Auteur : Jean-Luc Bizien
Editeur : L’Archipel
Genre : Policier
Résumé :
Alors que l`Exposition universelle de 1889 bat son plein aux abords de la tour Eiffel, un assassin sème la terreur dans Paris. Après la découverte de la main momifiée d`une jeune femme, puis du corps mutilé d`un malfrat, les morts s`amoncellent. Alerté par la police, l`aliéniste Simon Bloomberg reprend du service, aidé de son intrépide gouvernante, Sarah Englewood.
Avis :
Au cours de sa prolifique carrière, Jean-Luc Bizien a exploré bien des univers et des genres littéraires. Auteur inspiré, La Cour des Miracles s’est avancée comme une très bonne incursion dans le domaine du polar historique. Près de 15 années après leur parution initiale dans la collection Grands Détectives, ses ouvrages ont bénéficiaient d’une ressortie sous un nouveau patronyme : Les Enquêtes de l’aliéniste. Le premier tome, La Chambre mortuaire, proposait une atmosphère singulière, des personnages marquants et un suspense bien mené. Autrefois publié sous le titre de La Main de gloire, La Danse macabre constitue le second volet de cette trilogie dans le Paris du XIXe siècle.

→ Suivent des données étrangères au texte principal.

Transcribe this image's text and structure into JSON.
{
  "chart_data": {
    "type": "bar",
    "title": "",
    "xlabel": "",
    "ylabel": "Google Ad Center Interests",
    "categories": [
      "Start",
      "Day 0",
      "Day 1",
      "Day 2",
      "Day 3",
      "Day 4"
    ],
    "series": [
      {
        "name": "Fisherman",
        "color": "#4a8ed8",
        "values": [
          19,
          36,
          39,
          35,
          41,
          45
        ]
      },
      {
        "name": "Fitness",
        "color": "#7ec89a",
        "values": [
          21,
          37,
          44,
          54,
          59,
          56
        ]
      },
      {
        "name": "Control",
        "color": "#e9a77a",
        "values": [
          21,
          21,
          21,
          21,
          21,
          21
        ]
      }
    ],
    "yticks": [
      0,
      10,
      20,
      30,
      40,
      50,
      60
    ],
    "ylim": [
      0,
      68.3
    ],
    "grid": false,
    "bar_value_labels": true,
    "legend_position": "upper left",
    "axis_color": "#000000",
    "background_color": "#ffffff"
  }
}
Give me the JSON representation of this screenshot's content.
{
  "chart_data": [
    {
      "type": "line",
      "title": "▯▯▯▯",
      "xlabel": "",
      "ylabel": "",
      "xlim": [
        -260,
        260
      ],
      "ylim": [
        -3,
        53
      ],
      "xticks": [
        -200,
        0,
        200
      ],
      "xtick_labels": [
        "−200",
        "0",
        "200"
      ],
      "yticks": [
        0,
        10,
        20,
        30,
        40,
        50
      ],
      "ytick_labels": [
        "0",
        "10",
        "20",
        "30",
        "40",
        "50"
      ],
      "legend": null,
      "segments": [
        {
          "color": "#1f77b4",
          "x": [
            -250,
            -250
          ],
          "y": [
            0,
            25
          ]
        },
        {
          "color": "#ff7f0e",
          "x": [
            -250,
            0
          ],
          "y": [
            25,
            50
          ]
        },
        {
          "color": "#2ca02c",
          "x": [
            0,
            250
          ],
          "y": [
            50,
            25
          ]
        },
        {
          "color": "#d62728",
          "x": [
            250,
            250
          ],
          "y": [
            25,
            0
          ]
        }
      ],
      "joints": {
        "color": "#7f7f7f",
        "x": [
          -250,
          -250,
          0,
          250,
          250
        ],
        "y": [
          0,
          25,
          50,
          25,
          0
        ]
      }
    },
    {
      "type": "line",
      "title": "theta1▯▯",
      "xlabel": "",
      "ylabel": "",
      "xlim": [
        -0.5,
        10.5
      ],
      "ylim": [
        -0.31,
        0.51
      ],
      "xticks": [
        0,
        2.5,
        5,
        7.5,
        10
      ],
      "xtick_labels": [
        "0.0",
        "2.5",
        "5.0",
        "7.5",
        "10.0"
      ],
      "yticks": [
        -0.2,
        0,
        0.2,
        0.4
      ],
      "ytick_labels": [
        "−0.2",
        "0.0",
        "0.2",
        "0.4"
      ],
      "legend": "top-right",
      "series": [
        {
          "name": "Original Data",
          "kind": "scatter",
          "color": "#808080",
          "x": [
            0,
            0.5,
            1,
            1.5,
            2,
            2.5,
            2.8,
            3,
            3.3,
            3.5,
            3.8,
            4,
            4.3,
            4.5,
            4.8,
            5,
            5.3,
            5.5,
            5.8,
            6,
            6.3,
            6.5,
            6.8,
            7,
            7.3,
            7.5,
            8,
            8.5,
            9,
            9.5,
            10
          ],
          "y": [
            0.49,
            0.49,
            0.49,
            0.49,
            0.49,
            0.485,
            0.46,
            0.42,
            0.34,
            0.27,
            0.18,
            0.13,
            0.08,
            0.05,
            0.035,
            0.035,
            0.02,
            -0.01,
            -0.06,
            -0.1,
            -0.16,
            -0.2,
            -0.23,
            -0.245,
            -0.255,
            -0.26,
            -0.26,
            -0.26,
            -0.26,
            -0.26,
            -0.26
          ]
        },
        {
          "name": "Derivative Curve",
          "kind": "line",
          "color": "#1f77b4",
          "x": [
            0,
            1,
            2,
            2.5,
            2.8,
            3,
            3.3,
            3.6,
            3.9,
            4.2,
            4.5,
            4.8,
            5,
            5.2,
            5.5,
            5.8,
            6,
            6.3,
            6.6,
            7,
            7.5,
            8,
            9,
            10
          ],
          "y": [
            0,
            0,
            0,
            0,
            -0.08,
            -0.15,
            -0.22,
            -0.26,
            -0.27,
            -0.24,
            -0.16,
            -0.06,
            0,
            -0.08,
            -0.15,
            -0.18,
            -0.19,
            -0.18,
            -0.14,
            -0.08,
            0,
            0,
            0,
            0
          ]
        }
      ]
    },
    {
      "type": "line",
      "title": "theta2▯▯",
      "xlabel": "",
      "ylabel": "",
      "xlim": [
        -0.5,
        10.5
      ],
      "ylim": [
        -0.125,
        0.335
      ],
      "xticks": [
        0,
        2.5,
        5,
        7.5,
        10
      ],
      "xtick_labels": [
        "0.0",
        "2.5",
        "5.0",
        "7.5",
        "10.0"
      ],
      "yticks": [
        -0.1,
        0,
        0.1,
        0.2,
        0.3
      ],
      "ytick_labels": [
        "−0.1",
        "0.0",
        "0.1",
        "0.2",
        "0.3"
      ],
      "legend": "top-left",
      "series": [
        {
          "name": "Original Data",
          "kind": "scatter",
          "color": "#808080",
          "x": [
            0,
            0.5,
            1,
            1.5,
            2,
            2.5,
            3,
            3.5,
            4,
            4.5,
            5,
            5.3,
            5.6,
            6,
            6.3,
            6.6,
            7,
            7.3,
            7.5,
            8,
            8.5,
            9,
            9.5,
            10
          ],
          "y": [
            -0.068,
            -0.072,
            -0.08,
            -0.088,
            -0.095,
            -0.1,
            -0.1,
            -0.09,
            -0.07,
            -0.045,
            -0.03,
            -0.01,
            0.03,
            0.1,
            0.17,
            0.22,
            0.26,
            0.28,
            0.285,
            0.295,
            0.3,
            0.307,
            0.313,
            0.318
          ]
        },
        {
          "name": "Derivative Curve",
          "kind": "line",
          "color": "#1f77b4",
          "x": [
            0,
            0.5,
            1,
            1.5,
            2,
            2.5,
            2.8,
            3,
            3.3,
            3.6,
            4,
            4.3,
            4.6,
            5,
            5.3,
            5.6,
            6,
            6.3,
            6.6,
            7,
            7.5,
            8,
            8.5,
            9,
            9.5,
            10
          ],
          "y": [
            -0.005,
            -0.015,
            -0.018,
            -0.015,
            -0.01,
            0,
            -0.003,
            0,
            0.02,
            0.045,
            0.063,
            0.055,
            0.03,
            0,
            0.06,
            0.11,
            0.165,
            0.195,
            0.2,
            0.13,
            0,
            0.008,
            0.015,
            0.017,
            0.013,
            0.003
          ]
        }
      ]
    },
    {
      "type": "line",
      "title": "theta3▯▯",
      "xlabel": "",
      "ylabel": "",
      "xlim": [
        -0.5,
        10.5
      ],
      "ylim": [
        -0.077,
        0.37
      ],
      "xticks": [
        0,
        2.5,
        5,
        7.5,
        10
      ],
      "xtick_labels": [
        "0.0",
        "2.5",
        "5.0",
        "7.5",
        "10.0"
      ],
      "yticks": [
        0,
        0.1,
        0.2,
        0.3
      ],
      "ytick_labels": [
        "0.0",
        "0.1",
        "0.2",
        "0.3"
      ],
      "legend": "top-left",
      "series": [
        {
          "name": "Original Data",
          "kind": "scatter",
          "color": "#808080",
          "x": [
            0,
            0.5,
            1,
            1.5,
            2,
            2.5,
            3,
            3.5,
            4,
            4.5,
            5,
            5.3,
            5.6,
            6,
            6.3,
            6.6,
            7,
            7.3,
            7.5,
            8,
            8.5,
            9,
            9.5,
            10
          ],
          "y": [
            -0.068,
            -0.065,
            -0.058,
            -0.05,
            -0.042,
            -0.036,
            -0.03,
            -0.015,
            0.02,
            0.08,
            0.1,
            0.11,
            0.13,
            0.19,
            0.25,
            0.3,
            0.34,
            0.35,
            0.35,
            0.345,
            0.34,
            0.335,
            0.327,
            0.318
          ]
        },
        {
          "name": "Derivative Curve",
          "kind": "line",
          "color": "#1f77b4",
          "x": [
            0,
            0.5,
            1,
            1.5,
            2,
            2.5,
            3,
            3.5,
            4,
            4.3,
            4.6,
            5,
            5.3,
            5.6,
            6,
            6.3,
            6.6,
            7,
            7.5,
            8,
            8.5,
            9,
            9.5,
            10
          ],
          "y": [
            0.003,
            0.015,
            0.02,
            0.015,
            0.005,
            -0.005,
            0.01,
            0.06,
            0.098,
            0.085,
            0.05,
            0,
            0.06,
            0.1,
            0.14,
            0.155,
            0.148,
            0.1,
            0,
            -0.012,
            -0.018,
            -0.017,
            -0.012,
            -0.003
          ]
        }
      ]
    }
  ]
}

L’intrigue est une suite directe aux évènements de son prédécesseur. Si le présent ouvrage reste indépendant, le parcours des protagonistes invite à se plonger dans le premier volume, ne serait-ce que pour mieux appréhender leurs relations, leur parcours respectif. On notera d’ailleurs plusieurs allusions qui amènent à connaître les conséquences de leurs actions et du dénouement de leur travail d’enquête. Au demeurant, les figures demeurent toujours aussi bien campées. Leurs compétences sont complémentaires et les échanges permettent de confronter les points de vue. De ce côté, on distingue une prédilection pour la théorisation et la déduction quant aux assassinats.
Les méthodes d’investigation tendent à évoquer les prémices du profilage, sans toutefois s’y plonger de manière frontale. Les observations de l’aliéniste s’appuient sur l’analyse de la scène de crime afin de saisir les intentions du coupable. Les remarques demeurent pertinentes et progressives pour ouvrir de nouvelles pistes de réflexion. Ce qui permet de veiller à une gestion du suspense mesurée et constante. En parallèle, l’enquête de police suit un cheminement plus classique avec la découverte des corps, les autopsies, le recueil de témoignages et l’arrestation de suspects. On y entrevoit néanmoins une évolution dans les méthodes d’investigation, notamment avec l’usage du système Bertillon.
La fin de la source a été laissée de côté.